Observing the initial configurations and the scenario of the two tests, it is noticeable why these negative values were obtained, since in this case, we have a scenario with constant attacks and consequently with a high impact in data protection. In addition, the preference threshold is chosen to be 20%, since in this case, data security is preferred over savings in energy. This results in choosing a higher security level and, in consequence, increasing the energy required to support the new configuration. The different values obtained for the same scenario result from the application of different conditions and algorithms, reinforcing the existence of a differentiation in the treatment of security and energy savings, which depends on the controller’s input values. The larger gain is always recorded with a preference threshold factor of 80% and a minimum security level of 1, which means that the algorithm chooses to save battery over security and can decide to lower or even turn security off, according to what is most appropriate given the current conditions of the network and the energy remaining in the battery of the device. On the other hand, the loss (or the lowest gain) is recorded when the preference threshold is equal to 20% and the minimum level of security is 2, which represents a controller approach focused on security instead of saving energy. In this situation, a security scheme is employed even if no attacks on the system are detected. There are some factors that, in practice, can influence the gains obtained by using the controller, such as the size of each message, the frequency of message transmission and the available energy in the device’s battery.

6. Conclusions and Future Work

In this article, we addressed the proposal of an architecture with the goal of supporting the dynamic adaptation of energy and security, particularly focusing on IoT applications supported by devices powered by batteries. An important component of our proposal resides on the implementation of the logic required for the dynamic management and adaptation of security and energy. The proposal was implemented and evaluated experimentally and analytically, in light of the applications and communication environments with particular requirements and configurations.

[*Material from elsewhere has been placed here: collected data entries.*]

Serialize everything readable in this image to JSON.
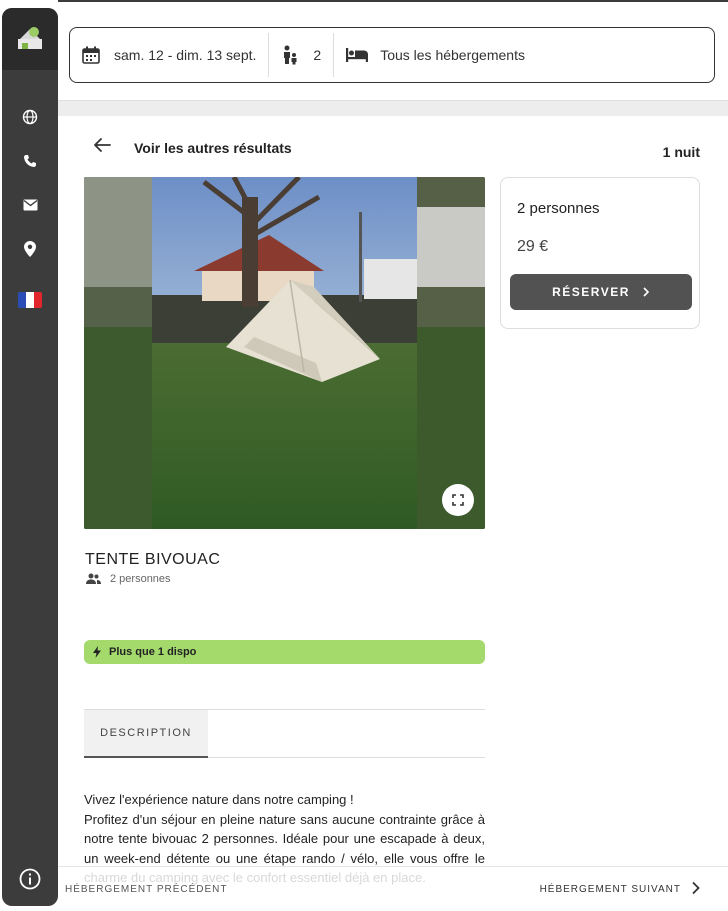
{
  "search": {
    "dates": "sam. 12 - dim. 13 sept.",
    "guests": "2",
    "accommodation": "Tous les hébergements"
  },
  "nav": {
    "back_label": "Voir les autres résultats",
    "nights": "1 nuit"
  },
  "booking": {
    "persons": "2 personnes",
    "price": "29 €",
    "reserve_label": "RÉSERVER"
  },
  "accommodation": {
    "title": "TENTE BIVOUAC",
    "capacity": "2 personnes",
    "availability": "Plus que 1 dispo"
  },
  "tabs": {
    "description": "DESCRIPTION"
  },
  "description": {
    "line1": "Vivez l'expérience nature dans notre camping !",
    "body": "Profitez d'un séjour en pleine nature sans aucune contrainte grâce à notre tente bivouac 2 personnes.  Idéale pour une escapade à deux, un week-end détente ou une étape rando / vélo, elle vous offre le charme du camping avec le confort essentiel déjà en place."
  },
  "footer": {
    "prev_label": "HÉBERGEMENT PRÉCÉDENT",
    "next_label": "HÉBERGEMENT SUIVANT"
  },
  "sidebar": {
    "icons": [
      "globe-icon",
      "phone-icon",
      "mail-icon",
      "location-pin-icon",
      "french-flag-icon",
      "info-icon"
    ]
  },
  "colors": {
    "sidebar": "#3c3c3c",
    "accent_button": "#525252",
    "availability_badge": "#a4d96c"
  }
}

Our evaluation allowed us to perceive the advantage behind the usage a dynamic adaptation approach, since this allows one to intelligently manage two factors: being able to save battery and consequently extend the lifetime of the device when no external threats are detected, while being able to increase the security of the system if the environment is more hostile and attacks against the normal operation of the application are detected.

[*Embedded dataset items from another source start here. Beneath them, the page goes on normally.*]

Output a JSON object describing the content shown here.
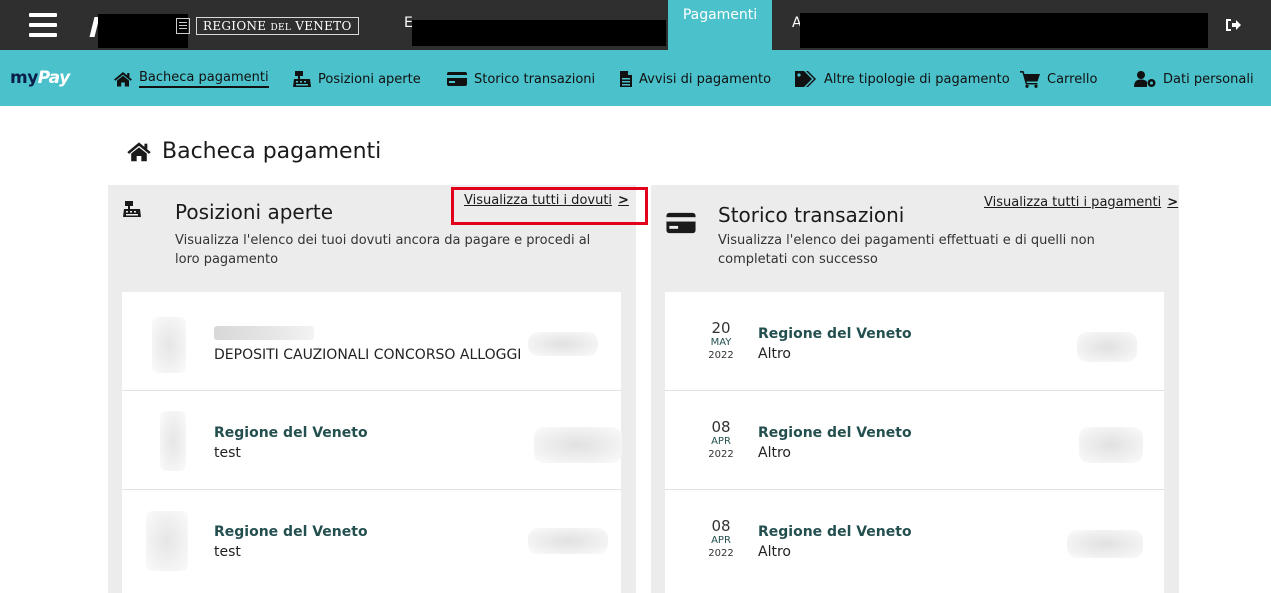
{
  "header": {
    "menu_icon": "hamburger-menu-icon",
    "region_prefix": "REGIONE",
    "region_small": "DEL",
    "region_suffix": "VENETO",
    "active_tab": "Pagamenti",
    "logout_icon": "logout-icon",
    "fragments": [
      "E",
      "A"
    ]
  },
  "brand": {
    "logo_my": "my",
    "logo_pay": "Pay"
  },
  "nav": {
    "items": [
      {
        "label": "Bacheca pagamenti",
        "icon": "home-icon",
        "active": true
      },
      {
        "label": "Posizioni aperte",
        "icon": "cash-register-icon",
        "active": false
      },
      {
        "label": "Storico transazioni",
        "icon": "credit-card-icon",
        "active": false
      },
      {
        "label": "Avvisi di pagamento",
        "icon": "document-icon",
        "active": false
      },
      {
        "label": "Altre tipologie di pagamento",
        "icon": "tags-icon",
        "active": false
      },
      {
        "label": "Carrello",
        "icon": "cart-icon",
        "active": false
      },
      {
        "label": "Dati personali",
        "icon": "user-cog-icon",
        "active": false
      }
    ]
  },
  "page": {
    "title": "Bacheca pagamenti",
    "title_icon": "home-icon"
  },
  "open_positions": {
    "icon": "cash-register-icon",
    "title": "Posizioni aperte",
    "description": "Visualizza l'elenco dei tuoi dovuti ancora da pagare e procedi al loro pagamento",
    "link": "Visualizza tutti i dovuti",
    "link_chevron": ">",
    "rows": [
      {
        "title": "",
        "subtitle": "DEPOSITI CAUZIONALI CONCORSO ALLOGGI"
      },
      {
        "title": "Regione del Veneto",
        "subtitle": "test"
      },
      {
        "title": "Regione del Veneto",
        "subtitle": "test"
      }
    ]
  },
  "history": {
    "icon": "credit-card-icon",
    "title": "Storico transazioni",
    "description": "Visualizza l'elenco dei pagamenti effettuati e di quelli non completati con successo",
    "link": "Visualizza tutti i pagamenti",
    "link_chevron": ">",
    "rows": [
      {
        "day": "20",
        "month": "MAY",
        "year": "2022",
        "title": "Regione del Veneto",
        "subtitle": "Altro"
      },
      {
        "day": "08",
        "month": "APR",
        "year": "2022",
        "title": "Regione del Veneto",
        "subtitle": "Altro"
      },
      {
        "day": "08",
        "month": "APR",
        "year": "2022",
        "title": "Regione del Veneto",
        "subtitle": "Altro"
      }
    ]
  },
  "colors": {
    "topbar": "#2f2f2f",
    "accent_teal": "#4bc1cb",
    "card_bg": "#ececec",
    "highlight_red": "#e3001b",
    "entity_title": "#244f4f"
  }
}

We observed there is a general lack of proposals in this area, particularly in what respects the dynamic management of security and energy in IoT LoRaWAN constrained environments. In fact, most of the existing proposals focus on security-related aspects such as key management, authentication and intrusion detection. For sure, our work leaves room for new assessments to be made and for further work to be conducted with the goal of extending the implementation of the proposed architecture. For example, an experimental evaluation of a complete implementation of the architecture in a real environment can be performed, allowing to test the proposed approach against complementary system requirements. Other approaches may be to consider different architectural approaches for the placement of critical components of the architecture, as well as to develop and evaluate other approaches for the logic behind the adaptation performed by the controller, in light of particular classes of attacks.